Merkwürdig war, unser früheres Haus zu sehen. Also, von Sehen kann eh keine Rede sein. Die neuen Bewohner haben den Garten komplett eingekastelt, ein über zwei Meter hoher Zaun verhindert, dass man reinschauen kann. Was wohl intendiert war. Rausschauen geht jetzt allerdings auch nicht mehr.
Der kleine Vorgarten ist auch ganz anders als früher. Den prächtigen Rhododendron meiner Mutter haben sie ausgerissen, jetzt liegt dort Rindenmulch herum und das bisserl Gras, das dort noch leben darf, wird wahrscheinlich mit der Nagelschere geschnitten.

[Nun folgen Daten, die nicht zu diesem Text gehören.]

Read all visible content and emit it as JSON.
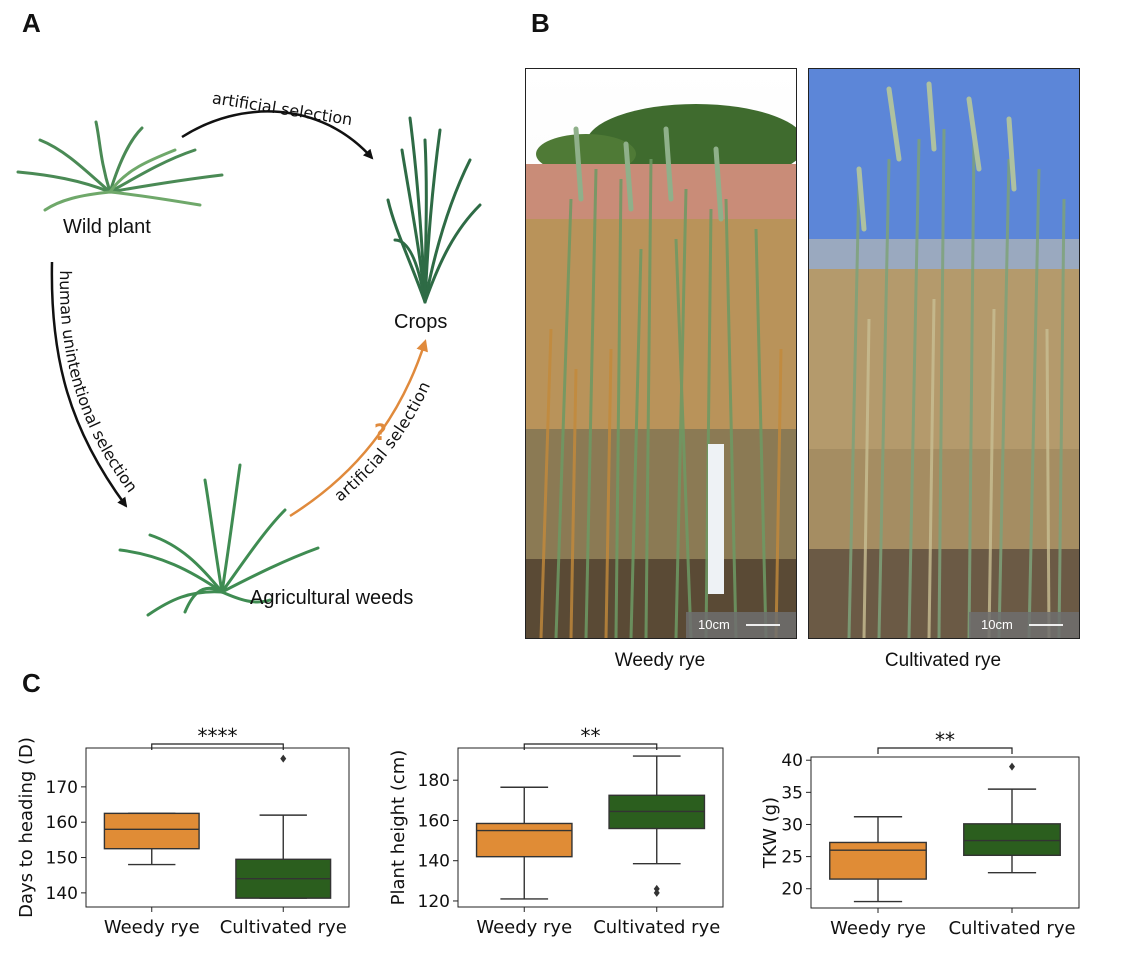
{
  "panel_labels": {
    "a": "A",
    "b": "B",
    "c": "C"
  },
  "diagram": {
    "wild_plant": "Wild plant",
    "crops": "Crops",
    "agricultural_weeds": "Agricultural weeds",
    "arrow_top": "artificial selection",
    "arrow_left": "human unintentional selection",
    "arrow_right": "artificial selection",
    "question": "?",
    "colors": {
      "black_arrow": "#111111",
      "orange_arrow": "#E08A3C",
      "plant_green": "#3E7D4F"
    }
  },
  "photos": {
    "left_caption": "Weedy rye",
    "right_caption": "Cultivated rye",
    "scale_label": "10cm"
  },
  "chart_data": [
    {
      "type": "box",
      "ylabel": "Days to heading (D)",
      "categories": [
        "Weedy rye",
        "Cultivated rye"
      ],
      "ylim": [
        136,
        181
      ],
      "yticks": [
        140,
        150,
        160,
        170
      ],
      "boxes": [
        {
          "whislo": 148,
          "q1": 152.5,
          "med": 158,
          "q3": 162.5,
          "whishi": 162.5,
          "fliers": [],
          "color": "#E08C36"
        },
        {
          "whislo": 138.5,
          "q1": 138.5,
          "med": 144,
          "q3": 149.5,
          "whishi": 162,
          "fliers": [
            178
          ],
          "color": "#2B5E1E"
        }
      ],
      "significance": "****"
    },
    {
      "type": "box",
      "ylabel": "Plant height (cm)",
      "categories": [
        "Weedy rye",
        "Cultivated rye"
      ],
      "ylim": [
        117,
        196
      ],
      "yticks": [
        120,
        140,
        160,
        180
      ],
      "boxes": [
        {
          "whislo": 121,
          "q1": 142,
          "med": 155,
          "q3": 158.5,
          "whishi": 176.5,
          "fliers": [],
          "color": "#E08C36"
        },
        {
          "whislo": 138.5,
          "q1": 156,
          "med": 164.5,
          "q3": 172.5,
          "whishi": 192,
          "fliers": [
            124,
            126
          ],
          "color": "#2B5E1E"
        }
      ],
      "significance": "**"
    },
    {
      "type": "box",
      "ylabel": "TKW (g)",
      "categories": [
        "Weedy rye",
        "Cultivated rye"
      ],
      "ylim": [
        17,
        40.5
      ],
      "yticks": [
        20,
        25,
        30,
        35,
        40
      ],
      "boxes": [
        {
          "whislo": 18,
          "q1": 21.5,
          "med": 26,
          "q3": 27.2,
          "whishi": 31.2,
          "fliers": [],
          "color": "#E08C36"
        },
        {
          "whislo": 22.5,
          "q1": 25.2,
          "med": 27.5,
          "q3": 30.1,
          "whishi": 35.5,
          "fliers": [
            39
          ],
          "color": "#2B5E1E"
        }
      ],
      "significance": "**"
    }
  ]
}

Meine Eltern fanden übertriebene Rasenpflege spießig.
Und es ist wohl auch ganz gut, dass sie die kitschige, schmiedeeiserne Hausnummer nicht mehr sehen, die dort jetzt an der Wand prangt. Sie hätten dieses verschnörkelte Dingsbums gewiss scheußlich gefunden. Unsere Nachbarn waren Schlosser, die hatten überall geschmiedete Schnörkselzäune und geschwungene Fenstergitter. Vielleicht ist deshalb bei ihnen im Gegensatz zu uns mehrmals eingebrochen worden. Die Diebe dachten sicher, dort gibt es was zu holen.
Vielleicht lag’s aber auch daran, dass wir einen Schäfer hatten und die Nachbarn einen Pudel. Konnte ja kein Einbrecher wissen, dass der Schäferhund ein Angsthase war, der sich bei jedem Windhaucherl unter der Decke verkroch.
Falls Sie Pudelbesitzer sind: Nehmen Sie mir meine Worte nicht übel. Demnächst wird an dieser Stelle ein Lob des Pudels zu lesen sein.